Bulimia da purga: Questa variante presenta un solo rischio, in aggiunta naturalmente a quelli presenti nel disordine di base, cioè l’inibizione dei bisogni biologici. Come sappiamo i farmaci ingeriti provocano la perdita dell’appetito e della fame. Ma tutti non sanno che tali sostanze agiscono direttamente alla fonte dalla quale tali sensazioni di appetito e fame scaturiscono, si tratta dell’ipotalamo, organello situato direttamente sotto l’encefalo. Infatti se si “blocca” * l’ipotalamo, non si sentirebbe la fame. Però l’assunzione continua di una così spropositata quantità di farmaci inibitori causerà problemi di sensitività, infatti l’ipotalamo verrà danneggiato in qualche maniera e i problemi che verranno causa ti a questo a volte risulterebbero anche essere irreversibili.

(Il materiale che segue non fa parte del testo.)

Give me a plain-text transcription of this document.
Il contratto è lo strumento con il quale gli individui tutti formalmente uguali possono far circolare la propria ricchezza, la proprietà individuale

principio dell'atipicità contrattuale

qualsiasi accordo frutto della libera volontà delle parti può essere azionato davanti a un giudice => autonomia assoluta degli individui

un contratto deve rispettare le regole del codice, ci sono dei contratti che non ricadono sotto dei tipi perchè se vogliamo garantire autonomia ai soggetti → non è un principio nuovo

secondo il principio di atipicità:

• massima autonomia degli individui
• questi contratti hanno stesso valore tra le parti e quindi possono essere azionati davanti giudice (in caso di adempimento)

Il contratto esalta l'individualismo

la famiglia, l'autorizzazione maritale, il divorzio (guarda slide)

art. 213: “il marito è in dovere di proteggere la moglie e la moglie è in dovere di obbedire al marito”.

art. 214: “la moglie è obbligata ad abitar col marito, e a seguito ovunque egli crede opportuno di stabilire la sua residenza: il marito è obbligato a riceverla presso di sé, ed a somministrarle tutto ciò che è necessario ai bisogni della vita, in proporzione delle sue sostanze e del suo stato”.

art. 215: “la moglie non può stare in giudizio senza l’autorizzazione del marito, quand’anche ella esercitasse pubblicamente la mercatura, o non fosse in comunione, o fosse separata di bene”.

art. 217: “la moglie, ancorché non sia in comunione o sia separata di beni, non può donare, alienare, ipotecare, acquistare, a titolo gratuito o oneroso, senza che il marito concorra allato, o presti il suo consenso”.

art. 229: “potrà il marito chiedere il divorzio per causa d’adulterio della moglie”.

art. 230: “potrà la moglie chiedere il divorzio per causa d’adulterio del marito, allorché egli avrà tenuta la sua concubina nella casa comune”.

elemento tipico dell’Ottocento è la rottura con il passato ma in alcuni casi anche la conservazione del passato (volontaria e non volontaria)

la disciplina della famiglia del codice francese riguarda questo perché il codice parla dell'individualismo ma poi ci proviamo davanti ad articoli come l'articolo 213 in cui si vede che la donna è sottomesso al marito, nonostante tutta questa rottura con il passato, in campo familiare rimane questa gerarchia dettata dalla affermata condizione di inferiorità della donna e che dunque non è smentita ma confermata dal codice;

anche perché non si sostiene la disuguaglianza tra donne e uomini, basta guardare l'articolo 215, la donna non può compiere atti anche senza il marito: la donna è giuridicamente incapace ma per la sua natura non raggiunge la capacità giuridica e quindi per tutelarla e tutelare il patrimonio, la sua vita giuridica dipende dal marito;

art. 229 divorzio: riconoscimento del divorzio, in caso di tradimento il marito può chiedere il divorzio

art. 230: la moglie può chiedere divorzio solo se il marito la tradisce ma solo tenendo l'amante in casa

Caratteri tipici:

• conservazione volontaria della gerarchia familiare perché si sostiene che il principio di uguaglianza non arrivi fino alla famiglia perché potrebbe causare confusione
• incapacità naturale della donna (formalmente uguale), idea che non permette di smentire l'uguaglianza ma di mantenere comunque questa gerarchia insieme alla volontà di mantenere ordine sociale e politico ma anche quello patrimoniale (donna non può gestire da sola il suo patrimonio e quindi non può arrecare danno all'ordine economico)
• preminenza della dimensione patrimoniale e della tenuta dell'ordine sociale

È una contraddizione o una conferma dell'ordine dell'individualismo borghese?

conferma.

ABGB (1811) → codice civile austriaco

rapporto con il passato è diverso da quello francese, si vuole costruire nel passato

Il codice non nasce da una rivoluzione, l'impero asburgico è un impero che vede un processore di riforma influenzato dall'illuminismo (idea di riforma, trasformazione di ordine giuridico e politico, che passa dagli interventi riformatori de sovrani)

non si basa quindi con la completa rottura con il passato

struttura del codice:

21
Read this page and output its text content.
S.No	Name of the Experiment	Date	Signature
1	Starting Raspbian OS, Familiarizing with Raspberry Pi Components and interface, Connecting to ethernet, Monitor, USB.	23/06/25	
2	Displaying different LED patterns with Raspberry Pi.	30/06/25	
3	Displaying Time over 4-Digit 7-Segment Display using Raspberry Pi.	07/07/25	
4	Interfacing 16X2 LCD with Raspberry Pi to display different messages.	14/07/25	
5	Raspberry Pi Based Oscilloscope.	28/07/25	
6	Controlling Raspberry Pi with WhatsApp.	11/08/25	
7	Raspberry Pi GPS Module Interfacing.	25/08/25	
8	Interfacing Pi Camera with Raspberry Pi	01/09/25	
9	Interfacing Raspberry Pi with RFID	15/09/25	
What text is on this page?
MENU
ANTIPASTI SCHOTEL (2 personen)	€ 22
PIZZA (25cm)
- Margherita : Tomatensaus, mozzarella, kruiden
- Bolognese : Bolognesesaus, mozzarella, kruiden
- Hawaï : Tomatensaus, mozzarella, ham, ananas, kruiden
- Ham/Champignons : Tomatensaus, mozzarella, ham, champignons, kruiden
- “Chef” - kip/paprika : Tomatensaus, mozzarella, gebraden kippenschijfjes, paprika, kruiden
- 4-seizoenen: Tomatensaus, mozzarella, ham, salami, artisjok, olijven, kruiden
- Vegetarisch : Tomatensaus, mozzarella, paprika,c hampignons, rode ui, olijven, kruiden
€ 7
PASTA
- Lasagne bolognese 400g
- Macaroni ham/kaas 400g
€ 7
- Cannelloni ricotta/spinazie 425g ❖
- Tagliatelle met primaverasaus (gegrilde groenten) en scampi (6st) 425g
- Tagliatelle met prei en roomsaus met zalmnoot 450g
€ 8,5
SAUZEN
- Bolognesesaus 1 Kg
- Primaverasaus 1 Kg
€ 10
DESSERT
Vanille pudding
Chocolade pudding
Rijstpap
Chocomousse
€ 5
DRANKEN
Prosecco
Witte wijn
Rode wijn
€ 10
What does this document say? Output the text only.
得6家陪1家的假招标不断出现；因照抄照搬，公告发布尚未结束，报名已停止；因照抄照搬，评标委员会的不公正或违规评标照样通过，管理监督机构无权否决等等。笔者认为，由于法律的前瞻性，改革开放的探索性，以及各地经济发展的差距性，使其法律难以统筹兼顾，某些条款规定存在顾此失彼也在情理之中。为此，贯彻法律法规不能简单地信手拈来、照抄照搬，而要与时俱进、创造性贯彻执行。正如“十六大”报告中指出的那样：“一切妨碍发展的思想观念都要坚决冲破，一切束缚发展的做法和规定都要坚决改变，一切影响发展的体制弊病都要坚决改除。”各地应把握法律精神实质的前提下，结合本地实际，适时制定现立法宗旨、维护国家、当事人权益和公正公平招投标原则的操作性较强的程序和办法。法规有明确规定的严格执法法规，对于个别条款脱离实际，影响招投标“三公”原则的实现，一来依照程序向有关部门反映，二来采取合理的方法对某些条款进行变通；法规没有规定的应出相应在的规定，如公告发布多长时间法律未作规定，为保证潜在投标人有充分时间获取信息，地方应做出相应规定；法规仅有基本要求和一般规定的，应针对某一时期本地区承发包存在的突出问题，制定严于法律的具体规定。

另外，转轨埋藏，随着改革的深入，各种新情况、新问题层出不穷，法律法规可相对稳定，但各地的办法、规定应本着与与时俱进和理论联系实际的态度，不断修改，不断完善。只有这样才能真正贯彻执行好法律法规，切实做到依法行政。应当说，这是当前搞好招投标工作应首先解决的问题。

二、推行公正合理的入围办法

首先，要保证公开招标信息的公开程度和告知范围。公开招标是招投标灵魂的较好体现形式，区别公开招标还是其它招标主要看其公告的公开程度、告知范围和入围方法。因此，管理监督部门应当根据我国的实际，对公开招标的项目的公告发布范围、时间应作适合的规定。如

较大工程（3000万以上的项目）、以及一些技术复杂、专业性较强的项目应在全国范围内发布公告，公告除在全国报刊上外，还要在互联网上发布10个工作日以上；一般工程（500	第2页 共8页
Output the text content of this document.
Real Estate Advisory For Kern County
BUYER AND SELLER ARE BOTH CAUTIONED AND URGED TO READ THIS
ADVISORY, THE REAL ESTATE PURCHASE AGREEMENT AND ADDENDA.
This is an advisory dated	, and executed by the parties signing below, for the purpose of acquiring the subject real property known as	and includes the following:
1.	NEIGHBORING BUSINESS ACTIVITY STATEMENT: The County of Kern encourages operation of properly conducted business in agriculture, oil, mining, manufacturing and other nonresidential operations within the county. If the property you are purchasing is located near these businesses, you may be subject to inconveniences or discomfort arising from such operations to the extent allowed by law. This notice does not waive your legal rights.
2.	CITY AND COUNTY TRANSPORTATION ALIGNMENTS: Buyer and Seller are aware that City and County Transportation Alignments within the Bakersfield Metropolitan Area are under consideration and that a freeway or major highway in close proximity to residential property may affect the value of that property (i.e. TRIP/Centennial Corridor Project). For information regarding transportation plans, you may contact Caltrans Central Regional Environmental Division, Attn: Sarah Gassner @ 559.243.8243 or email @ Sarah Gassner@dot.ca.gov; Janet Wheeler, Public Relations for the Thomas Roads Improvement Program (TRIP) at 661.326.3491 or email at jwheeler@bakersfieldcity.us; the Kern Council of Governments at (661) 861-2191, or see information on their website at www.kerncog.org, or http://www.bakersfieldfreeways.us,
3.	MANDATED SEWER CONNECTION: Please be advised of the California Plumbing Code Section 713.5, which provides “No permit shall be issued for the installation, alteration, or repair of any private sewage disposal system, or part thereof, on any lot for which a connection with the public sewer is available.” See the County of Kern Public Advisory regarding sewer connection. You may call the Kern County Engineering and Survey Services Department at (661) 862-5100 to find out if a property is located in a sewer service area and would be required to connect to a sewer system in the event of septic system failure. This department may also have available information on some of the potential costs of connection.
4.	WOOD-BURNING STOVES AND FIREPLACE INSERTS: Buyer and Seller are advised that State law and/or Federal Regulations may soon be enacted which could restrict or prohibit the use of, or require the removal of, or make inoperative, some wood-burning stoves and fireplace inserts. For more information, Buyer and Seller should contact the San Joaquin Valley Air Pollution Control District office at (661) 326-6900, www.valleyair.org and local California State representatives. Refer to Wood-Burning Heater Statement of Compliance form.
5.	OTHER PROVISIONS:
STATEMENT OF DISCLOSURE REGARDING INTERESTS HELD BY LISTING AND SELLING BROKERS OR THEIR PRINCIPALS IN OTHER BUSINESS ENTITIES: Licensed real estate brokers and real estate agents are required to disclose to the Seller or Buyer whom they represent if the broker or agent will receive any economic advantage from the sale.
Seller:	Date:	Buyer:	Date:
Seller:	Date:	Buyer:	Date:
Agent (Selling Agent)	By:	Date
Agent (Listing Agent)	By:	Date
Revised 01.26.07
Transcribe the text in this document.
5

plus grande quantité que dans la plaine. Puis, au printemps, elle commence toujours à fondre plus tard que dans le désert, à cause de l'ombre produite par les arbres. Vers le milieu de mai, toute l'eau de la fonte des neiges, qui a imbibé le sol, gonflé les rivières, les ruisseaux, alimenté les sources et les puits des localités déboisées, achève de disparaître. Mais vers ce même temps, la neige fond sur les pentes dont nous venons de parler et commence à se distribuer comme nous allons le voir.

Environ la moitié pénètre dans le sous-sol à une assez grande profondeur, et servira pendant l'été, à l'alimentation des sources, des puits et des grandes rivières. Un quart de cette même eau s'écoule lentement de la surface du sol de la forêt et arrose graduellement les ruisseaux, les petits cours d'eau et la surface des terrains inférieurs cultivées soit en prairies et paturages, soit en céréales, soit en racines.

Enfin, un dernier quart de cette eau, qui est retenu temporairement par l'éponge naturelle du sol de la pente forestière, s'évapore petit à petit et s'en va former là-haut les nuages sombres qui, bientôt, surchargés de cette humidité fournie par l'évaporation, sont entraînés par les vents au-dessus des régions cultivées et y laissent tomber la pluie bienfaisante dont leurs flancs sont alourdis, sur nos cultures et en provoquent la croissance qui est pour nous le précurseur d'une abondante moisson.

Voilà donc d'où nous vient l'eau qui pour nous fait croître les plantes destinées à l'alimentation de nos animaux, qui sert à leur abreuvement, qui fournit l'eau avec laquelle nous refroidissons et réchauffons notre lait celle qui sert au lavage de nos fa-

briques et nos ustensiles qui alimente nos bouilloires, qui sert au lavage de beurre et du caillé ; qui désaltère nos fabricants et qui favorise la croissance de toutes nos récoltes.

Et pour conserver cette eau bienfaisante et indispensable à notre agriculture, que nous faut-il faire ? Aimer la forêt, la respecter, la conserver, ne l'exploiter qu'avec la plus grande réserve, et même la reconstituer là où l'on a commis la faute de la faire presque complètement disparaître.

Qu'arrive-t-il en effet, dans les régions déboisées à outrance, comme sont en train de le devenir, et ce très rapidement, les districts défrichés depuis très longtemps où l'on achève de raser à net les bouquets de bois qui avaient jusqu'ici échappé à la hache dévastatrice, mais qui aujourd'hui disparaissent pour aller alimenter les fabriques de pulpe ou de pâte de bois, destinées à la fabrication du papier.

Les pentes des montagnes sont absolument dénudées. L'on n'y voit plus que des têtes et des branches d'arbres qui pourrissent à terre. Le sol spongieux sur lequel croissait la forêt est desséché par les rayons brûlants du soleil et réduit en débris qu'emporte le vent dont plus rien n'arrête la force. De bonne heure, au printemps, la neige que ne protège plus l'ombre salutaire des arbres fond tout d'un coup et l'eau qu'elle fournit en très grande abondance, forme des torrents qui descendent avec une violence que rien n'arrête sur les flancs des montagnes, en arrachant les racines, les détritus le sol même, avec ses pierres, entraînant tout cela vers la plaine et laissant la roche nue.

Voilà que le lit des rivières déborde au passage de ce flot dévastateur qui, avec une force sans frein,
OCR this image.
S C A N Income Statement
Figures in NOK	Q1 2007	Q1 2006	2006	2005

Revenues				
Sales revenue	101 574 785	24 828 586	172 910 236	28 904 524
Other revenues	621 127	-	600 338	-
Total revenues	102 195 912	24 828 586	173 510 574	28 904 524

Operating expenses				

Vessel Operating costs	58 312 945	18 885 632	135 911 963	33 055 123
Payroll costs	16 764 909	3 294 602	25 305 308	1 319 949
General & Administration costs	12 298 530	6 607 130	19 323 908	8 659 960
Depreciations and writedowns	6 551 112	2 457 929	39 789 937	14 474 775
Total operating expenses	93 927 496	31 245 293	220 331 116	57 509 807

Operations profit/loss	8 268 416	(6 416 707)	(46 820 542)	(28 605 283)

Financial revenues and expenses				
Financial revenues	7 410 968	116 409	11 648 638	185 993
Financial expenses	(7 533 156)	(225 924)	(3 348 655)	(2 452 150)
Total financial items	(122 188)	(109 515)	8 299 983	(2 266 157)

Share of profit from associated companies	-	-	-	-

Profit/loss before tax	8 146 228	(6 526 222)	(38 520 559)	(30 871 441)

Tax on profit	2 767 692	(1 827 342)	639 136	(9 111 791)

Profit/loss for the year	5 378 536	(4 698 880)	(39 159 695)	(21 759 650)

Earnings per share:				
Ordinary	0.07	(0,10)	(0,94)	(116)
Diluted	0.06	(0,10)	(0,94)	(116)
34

Bulimia da Anoressia: Questa variante causa problemi psicologici, in aggiunta a quelli fisici causati dal disturbo di base, questi infatti sono dovuti allo sbalzo nel quale ai problemi psicologici dell’Anoressia subentrano quelli della Bulimia, è un travaglio di emozioni che a volte porta anche alla pazzia.

Bulimia multi impulsiva: In questo caso della Bulimia i rischi a cui si va incontro sono: profondi sbalzi di umore, iperattività, gastroduodenidi, alterazione, forte alterazione, dei valori del sangue e problemi psicologici di carattere generale.